Chiaramente esistono anche dei vantaggi da non sottovalutare, che spiegano l'incremento della frequenza, come l'assenza di dolore, un minor rischio di incontinenza fecale o urinaria che può verificarsi in seguito a un parto naturale e anche un minor rischio di morte fetale inspiegabile.

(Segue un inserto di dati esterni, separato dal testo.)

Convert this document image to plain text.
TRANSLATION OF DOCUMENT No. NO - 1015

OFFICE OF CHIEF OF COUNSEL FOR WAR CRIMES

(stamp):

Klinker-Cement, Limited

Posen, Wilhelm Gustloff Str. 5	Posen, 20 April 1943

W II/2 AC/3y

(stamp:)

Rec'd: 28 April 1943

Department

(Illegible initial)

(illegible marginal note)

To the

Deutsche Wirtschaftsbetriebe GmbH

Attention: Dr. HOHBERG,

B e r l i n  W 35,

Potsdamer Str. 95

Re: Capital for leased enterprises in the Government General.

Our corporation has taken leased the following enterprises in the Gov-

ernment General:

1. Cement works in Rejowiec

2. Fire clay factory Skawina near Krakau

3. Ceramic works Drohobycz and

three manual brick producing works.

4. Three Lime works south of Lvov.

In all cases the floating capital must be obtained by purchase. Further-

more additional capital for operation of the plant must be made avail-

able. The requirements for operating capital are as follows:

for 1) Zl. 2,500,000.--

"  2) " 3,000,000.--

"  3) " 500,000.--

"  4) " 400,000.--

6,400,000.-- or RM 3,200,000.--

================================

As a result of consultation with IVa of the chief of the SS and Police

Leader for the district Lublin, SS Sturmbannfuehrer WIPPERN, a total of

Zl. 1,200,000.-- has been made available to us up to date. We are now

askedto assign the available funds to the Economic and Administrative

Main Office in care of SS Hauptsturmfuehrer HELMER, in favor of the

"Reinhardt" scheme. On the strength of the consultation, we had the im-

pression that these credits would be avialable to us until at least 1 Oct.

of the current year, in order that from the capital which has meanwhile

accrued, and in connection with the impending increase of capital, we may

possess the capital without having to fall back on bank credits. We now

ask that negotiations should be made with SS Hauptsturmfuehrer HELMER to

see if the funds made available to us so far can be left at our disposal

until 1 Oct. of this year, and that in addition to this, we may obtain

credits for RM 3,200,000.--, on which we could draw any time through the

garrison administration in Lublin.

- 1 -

Per chiarire dove si sposta l'ago della bilancia nel rapporto tra rischi e benefici sono necessari ulteriori studi scientifici, perché se è vero che un secondo parto vaginale è quasi sempre esente da rischi se quello precedente non ha avuto complicanze, la stessa cosa non si può affermare per un taglio cesareo. Infatti, è stato dimostrato che il rischio di rottura o sanguinamento dell'utero, di placenta previa o accreta, infezioni e danni agli organi pelvici aumentano progressivamente nei cesarei successivi. Esistono parecchi studi che hanno evidenziato quali siano le percentuali di complicanze, ma poiché il rischio rimane piuttosto basso, spesso si è concluso che non esiste un limite definito al numero di tagli cesarei che una donna può affrontare.

Una questione etica


Ma se sul rapporto rischi-benefici esistono dati certi su cui discutere, il dibattito sul valore etico della richiesta di sottoporsi a un parto cesareo da parte della partoriente rimane irrisolto.
Per esempio, il 37% degli ostetrici danesi accorda alle donne il diritto di richiederlo e della stessa opinione è pure l'American College of Obstetricians and Gynecologists che sostiene il cesareo come scelta d'elezione per una gestazione normale. Di tutt'altro parere è il Comitato per gli Aspetti Etici della Riproduzione Umana e della Salute delle Donne della International Federation of Gynecology and Obstetrics, secondo il quale, se le motivazioni non sono mediche il cesareo non può essere eticamente giustificato.
Resta aperta però una questione: l'aumento della frequenza con cui il parto chirurgico viene scelto la prima volta, può determinare l'aumento dei casi in cui si continua a scegliere questo tipo di parto anche nelle gravidanze successive? Gli esperti suggeriscono che tre aspetti devono essere presi in considerazione: il confronto dei rischi e dei benefici tra parto cesareo e naturale, le differenze tra un cesareo programmato o eseguito in emergenza e la scelta di un cesareo quando la donna ne ha già eseguiti altri in passato. Chiaramente l'analisi deve essere realizzata tenendo presente il quadro clinico della partoriente: eventuali malattie, il numero di parti, la pratica ostetrica e le condizioni culturali e sociali della paziente. In ogni caso, in qualsiasi parto, un rischio c'è.